The Real Value of Data Observability

In this special guest feature, Andy Petrella, CPO and founder of Kensu, points out that as application observability became a central element for DevOps teams, data observability is set to follow the same path and help data teams to lower maintenance costs, scale up value creation from data, and maintain trust in it. Andy is the author of the first O’Reilly book about Data Observability: “Fundamentals of Data Observability,.” Kensu is a data observability solution provider that helps data teams trust what they deliver and create more value from data.

The role of data has profoundly changed within organizations. Over the last few years, data moved from being an asset to being the core fabric of organizations. Industries heavily rely on data usage to recommend or create products and improve the user experience. Ultimately, data became a critical factor, and data issues can directly impact an organization’s competitiveness, revenue, and, thus, survival.

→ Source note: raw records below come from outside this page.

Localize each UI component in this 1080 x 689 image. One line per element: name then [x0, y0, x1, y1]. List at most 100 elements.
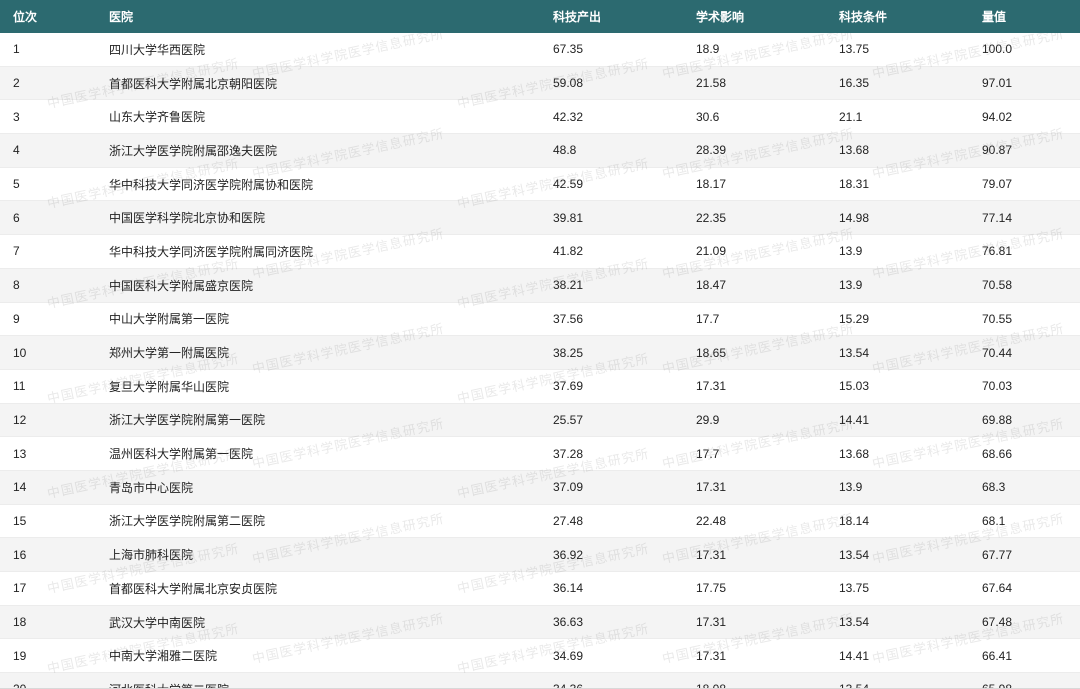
cell-sci-output: 38.25	[553, 335, 696, 370]
cell-academic-impact: 18.65	[696, 335, 839, 370]
cell-score: 68.3	[982, 470, 1080, 505]
cell-hospital: 中南大学湘雅二医院	[109, 638, 553, 674]
cell-rank: 10	[0, 335, 109, 370]
cell-hospital: 华中科技大学同济医学院附属协和医院	[109, 167, 553, 202]
cell-sci-output: 42.32	[553, 99, 696, 135]
cell-sci-output: 42.59	[553, 167, 696, 202]
cell-sci-conditions: 14.98	[839, 200, 982, 236]
cell-sci-conditions: 18.14	[839, 504, 982, 539]
cell-academic-impact: 17.31	[696, 369, 839, 404]
cell-hospital: 青岛市中心医院	[109, 470, 553, 505]
cell-hospital: 山东大学齐鲁医院	[109, 99, 553, 135]
cell-sci-conditions: 13.9	[839, 470, 982, 505]
ranking-table-container: 位次 医院 科技产出 学术影响 科技条件 量值 1 四川大学华西医院 67.35 18…	[0, 0, 1080, 689]
cell-hospital: 浙江大学医学院附属邵逸夫医院	[109, 133, 553, 168]
cell-academic-impact: 18.9	[696, 33, 839, 67]
table-row: 19 中南大学湘雅二医院 34.69 17.31 14.41 66.41	[0, 638, 1080, 674]
cell-score: 76.81	[982, 234, 1080, 269]
cell-sci-output: 39.81	[553, 200, 696, 236]
cell-sci-output: 37.09	[553, 470, 696, 505]
cell-hospital: 上海市肺科医院	[109, 537, 553, 572]
table-row: 18 武汉大学中南医院 36.63 17.31 13.54 67.48	[0, 605, 1080, 640]
header-row: 位次 医院 科技产出 学术影响 科技条件 量值	[0, 0, 1080, 33]
cell-score: 90.87	[982, 133, 1080, 168]
cell-sci-conditions: 15.29	[839, 302, 982, 337]
cell-sci-conditions: 13.68	[839, 436, 982, 471]
table-row: 12 浙江大学医学院附属第一医院 25.57 29.9 14.41 69.88	[0, 403, 1080, 438]
table-row: 7 华中科技大学同济医学院附属同济医院 41.82 21.09 13.9 76.81	[0, 234, 1080, 269]
cell-rank: 1	[0, 33, 109, 67]
cell-sci-output: 37.28	[553, 436, 696, 471]
cell-academic-impact: 22.35	[696, 200, 839, 236]
cell-hospital: 复旦大学附属华山医院	[109, 369, 553, 404]
cell-sci-conditions: 13.75	[839, 571, 982, 606]
cell-sci-conditions: 13.68	[839, 133, 982, 168]
cell-rank: 15	[0, 504, 109, 539]
header-score: 量值	[982, 10, 1007, 24]
cell-sci-conditions: 14.41	[839, 403, 982, 438]
cell-academic-impact: 17.31	[696, 638, 839, 674]
cell-sci-output: 27.48	[553, 504, 696, 539]
cell-hospital: 浙江大学医学院附属第一医院	[109, 403, 553, 438]
cell-rank: 11	[0, 369, 109, 404]
cell-hospital: 浙江大学医学院附属第二医院	[109, 504, 553, 539]
cell-sci-output: 34.69	[553, 638, 696, 674]
cell-sci-output: 48.8	[553, 133, 696, 168]
cell-score: 79.07	[982, 167, 1080, 202]
cell-rank: 9	[0, 302, 109, 337]
cell-academic-impact: 17.7	[696, 302, 839, 337]
cell-sci-conditions: 16.35	[839, 66, 982, 101]
cell-sci-output: 38.21	[553, 268, 696, 303]
cell-sci-output: 36.63	[553, 605, 696, 640]
cell-academic-impact: 21.58	[696, 66, 839, 101]
cell-rank: 4	[0, 133, 109, 168]
header-rank: 位次	[13, 10, 38, 24]
cell-hospital: 河北医科大学第二医院	[109, 672, 553, 688]
cell-rank: 5	[0, 167, 109, 202]
cell-rank: 2	[0, 66, 109, 101]
cell-sci-output: 37.56	[553, 302, 696, 337]
cell-sci-conditions: 13.75	[839, 33, 982, 67]
cell-score: 65.98	[982, 672, 1080, 688]
cell-score: 70.58	[982, 268, 1080, 303]
cell-hospital: 华中科技大学同济医学院附属同济医院	[109, 234, 553, 269]
cell-score: 67.64	[982, 571, 1080, 606]
cell-academic-impact: 30.6	[696, 99, 839, 135]
cell-sci-conditions: 13.54	[839, 335, 982, 370]
cell-sci-conditions: 18.31	[839, 167, 982, 202]
cell-score: 68.1	[982, 504, 1080, 539]
cell-academic-impact: 18.47	[696, 268, 839, 303]
table-row: 2 首都医科大学附属北京朝阳医院 59.08 21.58 16.35 97.01	[0, 66, 1080, 101]
cell-academic-impact: 18.17	[696, 167, 839, 202]
cell-score: 94.02	[982, 99, 1080, 135]
cell-hospital: 四川大学华西医院	[109, 33, 553, 67]
table-row: 1 四川大学华西医院 67.35 18.9 13.75 100.0	[0, 33, 1080, 67]
cell-rank: 14	[0, 470, 109, 505]
cell-score: 70.55	[982, 302, 1080, 337]
header-academic-impact: 学术影响	[696, 10, 745, 24]
cell-hospital: 中山大学附属第一医院	[109, 302, 553, 337]
cell-rank: 17	[0, 571, 109, 606]
table-row: 8 中国医科大学附属盛京医院 38.21 18.47 13.9 70.58	[0, 268, 1080, 303]
cell-hospital: 中国医科大学附属盛京医院	[109, 268, 553, 303]
cell-hospital: 郑州大学第一附属医院	[109, 335, 553, 370]
table-row: 14 青岛市中心医院 37.09 17.31 13.9 68.3	[0, 470, 1080, 505]
cell-sci-conditions: 15.03	[839, 369, 982, 404]
cell-sci-output: 37.69	[553, 369, 696, 404]
cell-sci-conditions: 13.9	[839, 268, 982, 303]
cell-sci-output: 59.08	[553, 66, 696, 101]
cell-score: 68.66	[982, 436, 1080, 471]
cell-academic-impact: 18.08	[696, 672, 839, 688]
cell-academic-impact: 17.31	[696, 470, 839, 505]
cell-score: 70.44	[982, 335, 1080, 370]
table-row: 11 复旦大学附属华山医院 37.69 17.31 15.03 70.03	[0, 369, 1080, 404]
cell-sci-conditions: 14.41	[839, 638, 982, 674]
table-row: 4 浙江大学医学院附属邵逸夫医院 48.8 28.39 13.68 90.87	[0, 133, 1080, 168]
cell-academic-impact: 28.39	[696, 133, 839, 168]
cell-rank: 6	[0, 200, 109, 236]
cell-sci-conditions: 13.9	[839, 234, 982, 269]
cell-rank: 19	[0, 638, 109, 674]
cell-score: 69.88	[982, 403, 1080, 438]
cell-sci-output: 67.35	[553, 33, 696, 67]
cell-hospital: 中国医学科学院北京协和医院	[109, 200, 553, 236]
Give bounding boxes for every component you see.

In parallel, this new paradigm is also affecting the structure of the data teams. In order to leverage as much as possible the data they have, companies have heavily invested in data teams and sequenced the value chain with specific roles, such as data scientists and data engineers. This structure aims to improve the data team’s overall performance by clearly defining who, on the one hand, are the data producers building pipelines and who, on the other hand, are the data consumers creating models and reports consuming the data. The drawback of this approach is that silos inherently appear, creating communication and ownership issues.

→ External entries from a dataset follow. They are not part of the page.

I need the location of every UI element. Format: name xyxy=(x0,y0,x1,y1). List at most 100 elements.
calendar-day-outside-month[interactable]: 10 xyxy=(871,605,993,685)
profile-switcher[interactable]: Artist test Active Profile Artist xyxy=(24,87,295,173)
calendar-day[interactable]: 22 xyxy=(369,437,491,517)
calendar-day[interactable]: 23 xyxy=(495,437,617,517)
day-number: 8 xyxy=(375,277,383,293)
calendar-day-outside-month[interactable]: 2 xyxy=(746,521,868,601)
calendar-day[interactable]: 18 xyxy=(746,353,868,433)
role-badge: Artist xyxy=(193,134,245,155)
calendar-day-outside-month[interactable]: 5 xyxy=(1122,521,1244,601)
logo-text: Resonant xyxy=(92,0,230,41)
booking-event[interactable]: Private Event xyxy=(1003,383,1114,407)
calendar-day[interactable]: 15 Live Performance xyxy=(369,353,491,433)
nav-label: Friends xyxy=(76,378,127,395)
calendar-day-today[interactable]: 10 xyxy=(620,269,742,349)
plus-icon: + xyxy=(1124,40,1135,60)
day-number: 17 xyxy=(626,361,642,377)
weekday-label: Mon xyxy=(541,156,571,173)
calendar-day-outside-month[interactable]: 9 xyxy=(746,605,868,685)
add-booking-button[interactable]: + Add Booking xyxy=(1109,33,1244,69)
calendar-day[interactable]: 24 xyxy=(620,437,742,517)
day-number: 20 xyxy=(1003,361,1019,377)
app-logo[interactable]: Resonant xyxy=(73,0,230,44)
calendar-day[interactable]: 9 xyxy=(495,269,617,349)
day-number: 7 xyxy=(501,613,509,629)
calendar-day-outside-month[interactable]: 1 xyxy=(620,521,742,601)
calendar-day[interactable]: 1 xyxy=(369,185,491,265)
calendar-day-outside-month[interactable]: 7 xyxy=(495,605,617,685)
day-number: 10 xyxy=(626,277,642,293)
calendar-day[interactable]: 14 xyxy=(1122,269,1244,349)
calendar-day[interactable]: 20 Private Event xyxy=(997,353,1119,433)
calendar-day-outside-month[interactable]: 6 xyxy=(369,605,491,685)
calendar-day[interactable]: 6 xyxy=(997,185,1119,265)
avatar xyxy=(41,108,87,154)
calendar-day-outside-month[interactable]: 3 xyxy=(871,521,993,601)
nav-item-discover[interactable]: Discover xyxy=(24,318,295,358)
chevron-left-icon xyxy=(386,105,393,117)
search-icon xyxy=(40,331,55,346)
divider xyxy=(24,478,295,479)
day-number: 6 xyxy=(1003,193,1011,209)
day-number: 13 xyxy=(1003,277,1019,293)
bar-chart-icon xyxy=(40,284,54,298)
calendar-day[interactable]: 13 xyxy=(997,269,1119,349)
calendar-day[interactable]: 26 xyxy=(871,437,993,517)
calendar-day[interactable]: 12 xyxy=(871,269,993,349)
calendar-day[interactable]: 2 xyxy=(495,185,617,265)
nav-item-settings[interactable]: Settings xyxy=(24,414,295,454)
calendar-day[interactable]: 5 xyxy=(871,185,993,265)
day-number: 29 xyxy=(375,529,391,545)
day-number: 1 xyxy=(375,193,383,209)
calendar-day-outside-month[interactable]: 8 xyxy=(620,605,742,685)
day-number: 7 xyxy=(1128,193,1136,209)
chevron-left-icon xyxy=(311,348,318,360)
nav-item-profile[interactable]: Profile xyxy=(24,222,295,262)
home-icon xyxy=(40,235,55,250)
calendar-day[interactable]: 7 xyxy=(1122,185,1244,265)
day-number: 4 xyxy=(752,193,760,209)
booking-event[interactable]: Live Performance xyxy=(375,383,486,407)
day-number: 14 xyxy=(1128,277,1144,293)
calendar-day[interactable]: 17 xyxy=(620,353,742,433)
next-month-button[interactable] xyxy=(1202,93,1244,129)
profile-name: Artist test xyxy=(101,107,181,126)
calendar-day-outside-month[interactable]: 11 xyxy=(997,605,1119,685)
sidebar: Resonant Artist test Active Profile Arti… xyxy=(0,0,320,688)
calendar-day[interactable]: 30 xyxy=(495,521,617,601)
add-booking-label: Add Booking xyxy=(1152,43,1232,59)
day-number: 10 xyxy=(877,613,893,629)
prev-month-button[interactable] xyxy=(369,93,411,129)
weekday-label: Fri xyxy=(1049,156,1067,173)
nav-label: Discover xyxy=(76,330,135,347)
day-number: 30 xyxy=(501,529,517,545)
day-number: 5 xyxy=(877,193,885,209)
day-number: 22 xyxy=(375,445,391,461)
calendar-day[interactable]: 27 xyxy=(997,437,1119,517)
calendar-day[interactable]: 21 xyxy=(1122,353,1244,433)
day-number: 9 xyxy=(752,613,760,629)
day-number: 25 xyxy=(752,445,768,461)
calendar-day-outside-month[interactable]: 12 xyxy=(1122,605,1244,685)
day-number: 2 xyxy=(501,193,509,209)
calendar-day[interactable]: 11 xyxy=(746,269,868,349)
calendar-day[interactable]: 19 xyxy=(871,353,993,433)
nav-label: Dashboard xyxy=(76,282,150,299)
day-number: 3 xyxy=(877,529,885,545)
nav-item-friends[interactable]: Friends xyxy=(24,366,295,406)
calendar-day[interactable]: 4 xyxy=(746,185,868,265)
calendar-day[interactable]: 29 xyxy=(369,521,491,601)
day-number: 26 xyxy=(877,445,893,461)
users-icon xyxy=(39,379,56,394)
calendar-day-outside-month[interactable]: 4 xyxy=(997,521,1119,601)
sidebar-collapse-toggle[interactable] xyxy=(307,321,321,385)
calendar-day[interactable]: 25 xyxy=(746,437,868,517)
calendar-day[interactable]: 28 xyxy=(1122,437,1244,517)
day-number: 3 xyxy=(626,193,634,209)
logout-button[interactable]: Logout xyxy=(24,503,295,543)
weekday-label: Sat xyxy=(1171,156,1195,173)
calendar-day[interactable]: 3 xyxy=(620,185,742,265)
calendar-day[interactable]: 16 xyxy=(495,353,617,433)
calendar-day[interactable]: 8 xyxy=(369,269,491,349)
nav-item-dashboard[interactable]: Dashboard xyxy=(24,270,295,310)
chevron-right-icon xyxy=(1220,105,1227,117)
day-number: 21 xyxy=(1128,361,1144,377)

As both data incidents and silos within data teams have kept growing, data observability, which is in the Innovation Trigger phase on the 2022 Gartner Hype Cycle for Emerging Tech, has emerged as a new solution category. Going beyond data quality, data observability monitors data in and out of the applications that process it. Therefore, it provides data teams with accurate and real-time insights, including:

  • Metadata (Schema)
  • Metrics (e.g., standard deviation, mean)
  • Data lineage
  • Application version
  • Pipeline name

Troubleshoot data incidents

These capabilities allow data teams to troubleshoot data-related incidents faster and prevent them from propagating. In any industry where data is critical, this is a game-changer in improving data reliability. For instance, in the banking sector, detecting missing values before it impacts the reporting dashboard used by hundreds of employees is critical to the decision-making process and the trust users have in the insights they receive.

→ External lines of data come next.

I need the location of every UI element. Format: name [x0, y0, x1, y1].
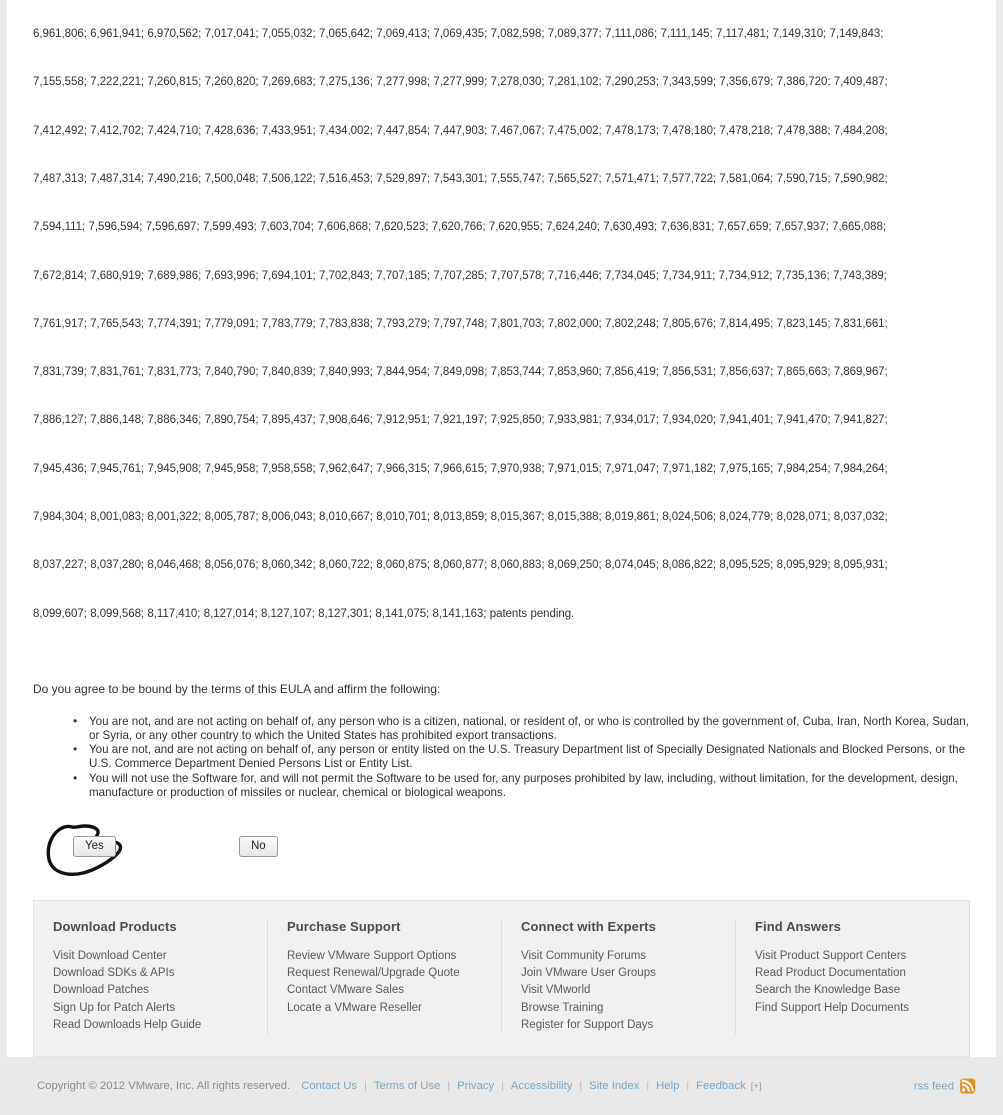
patent-number-list: 6,961,806; 6,961,941; 6,970,562; 7,017,0…	[33, 0, 970, 654]
legal-link-privacy[interactable]: Privacy	[457, 1080, 494, 1092]
legal-link-terms-of-use[interactable]: Terms of Use	[374, 1080, 441, 1092]
footer-column-find-answers: Find Answers Visit Product Support Cente…	[736, 919, 969, 1034]
rss-feed[interactable]: rss feed	[914, 1078, 975, 1094]
patent-line: 7,984,304; 8,001,083; 8,001,322; 8,005,7…	[33, 511, 888, 523]
patent-line: 7,672,814; 7,680,919; 7,689,986; 7,693,9…	[33, 269, 887, 282]
footer-link[interactable]: Visit Community Forums	[521, 948, 717, 965]
feedback-expand-icon[interactable]: [+]	[751, 1081, 762, 1092]
footer-column-heading: Purchase Support	[287, 919, 401, 935]
footer-link[interactable]: Download Patches	[53, 982, 249, 999]
patent-line: 7,886,127; 7,886,148; 7,886,346; 7,890,7…	[33, 414, 888, 427]
footer-column-heading: Download Products	[53, 919, 177, 935]
legal-link-accessibility[interactable]: Accessibility	[511, 1080, 573, 1092]
footer-column-download-products: Download Products Visit Download Center …	[34, 919, 268, 1035]
patent-line: 7,945,436; 7,945,761; 7,945,908; 7,945,9…	[33, 462, 888, 475]
footer-link[interactable]: Join VMware User Groups	[521, 965, 717, 982]
patent-line: 7,412,492; 7,412,702; 7,424,710; 7,428,6…	[33, 124, 888, 137]
legal-separator: |	[447, 1080, 451, 1093]
patent-line: 7,487,313; 7,487,314; 7,490,216; 7,500,0…	[33, 173, 888, 186]
patent-line: 7,831,739; 7,831,761; 7,831,773; 7,840,7…	[33, 366, 888, 379]
footer-link[interactable]: Contact VMware Sales	[287, 982, 483, 999]
legal-link-help[interactable]: Help	[656, 1080, 679, 1092]
footer-column-heading: Connect with Experts	[521, 919, 656, 935]
rss-icon[interactable]	[960, 1078, 975, 1094]
footer-link[interactable]: Visit VMworld	[521, 982, 717, 999]
legal-links: Contact Us | Terms of Use | Privacy | Ac…	[301, 1080, 761, 1092]
footer-link[interactable]: Browse Training	[521, 1000, 717, 1017]
footer-link[interactable]: Sign Up for Patch Alerts	[53, 1000, 249, 1017]
eula-button-row: Yes No	[33, 824, 970, 877]
patent-line: 7,761,917; 7,765,543; 7,774,391; 7,779,0…	[33, 317, 888, 330]
no-button[interactable]: No	[239, 836, 278, 858]
footer-column-purchase-support: Purchase Support Review VMware Support O…	[268, 919, 502, 1035]
eula-affirmation-list: You are not, and are not acting on behal…	[33, 714, 970, 800]
footer-link[interactable]: Visit Download Center	[53, 948, 249, 965]
footer-link[interactable]: Review VMware Support Options	[287, 948, 483, 965]
footer-link[interactable]: Locate a VMware Reseller	[287, 1000, 483, 1017]
list-item: You will not use the Software for, and w…	[73, 771, 970, 800]
page-root: 6,961,806; 6,961,941; 6,970,562; 7,017,0…	[0, 0, 1003, 1115]
copyright-bar: Copyright © 2012 VMware, Inc. All rights…	[0, 1057, 1003, 1115]
legal-separator: |	[579, 1080, 583, 1093]
page-content: 6,961,806; 6,961,941; 6,970,562; 7,017,0…	[0, 0, 1003, 1058]
legal-separator: |	[501, 1080, 504, 1093]
list-item: You are not, and are not acting on behal…	[73, 714, 970, 743]
footer-link[interactable]: Visit Product Support Centers	[755, 948, 951, 965]
footer-link[interactable]: Read Product Documentation	[755, 965, 951, 982]
footer-link[interactable]: Request Renewal/Upgrade Quote	[287, 965, 483, 982]
legal-link-feedback[interactable]: Feedback	[696, 1080, 746, 1092]
patent-line: 7,594,111; 7,596,594; 7,596,697; 7,599,4…	[33, 221, 886, 234]
footer-link[interactable]: Find Support Help Documents	[755, 1000, 951, 1017]
footer-link[interactable]: Register for Support Days	[521, 1017, 717, 1034]
footer-link[interactable]: Read Downloads Help Guide	[53, 1017, 249, 1034]
list-item: You are not, and are not acting on behal…	[73, 742, 970, 771]
legal-separator: |	[646, 1080, 650, 1093]
legal-link-site-index[interactable]: Site Index	[589, 1080, 639, 1092]
footer-link[interactable]: Search the Knowledge Base	[755, 982, 951, 999]
footer-link-columns: Download Products Visit Download Center …	[33, 900, 970, 1058]
legal-separator: |	[686, 1080, 690, 1093]
legal-link-contact-us[interactable]: Contact Us	[301, 1080, 357, 1092]
rss-feed-label[interactable]: rss feed	[914, 1080, 954, 1092]
eula-agreement-question: Do you agree to be bound by the terms of…	[33, 681, 441, 696]
copyright-text: Copyright © 2012 VMware, Inc. All rights…	[37, 1080, 291, 1093]
patent-line: 7,155,558; 7,222,221; 7,260,815; 7,260,8…	[33, 76, 888, 89]
patent-line: 8,037,227; 8,037,280; 8,046,468; 8,056,0…	[33, 559, 888, 572]
patent-line: 8,099,607; 8,099,568; 8,117,410; 8,127,0…	[33, 607, 575, 620]
footer-link[interactable]: Download SDKs & APIs	[53, 965, 249, 982]
legal-separator: |	[364, 1080, 367, 1093]
yes-button[interactable]: Yes	[73, 836, 116, 858]
patent-line: 6,961,806; 6,961,941; 6,970,562; 7,017,0…	[33, 28, 884, 41]
footer-column-heading: Find Answers	[755, 919, 841, 935]
footer-column-connect-with-experts: Connect with Experts Visit Community For…	[502, 919, 736, 1035]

Enhance data team efficiency

In addition to better managing data issues, data observability also has a role to play in the working dynamics of the data teams. As it offers more visibility about data usage and incidents, it puts into the hands of the data teams the information required to communicate better and clearly define responsibilities. For instance, data engineers and scientists can more easily define SLAs once they have a good understanding of the data. Chief Data Officers should consider this benefit as significant as the capability to handle data issues more effectively. Indeed, they should pay attention to communication and trust when building the data value chain, which is at the core of the organization’s value proposition.

As application observability became a central element for DevOps teams, data observability is set to follow the same path and help data teams to lower maintenance costs, scale up value creation from data, and maintain trust in it.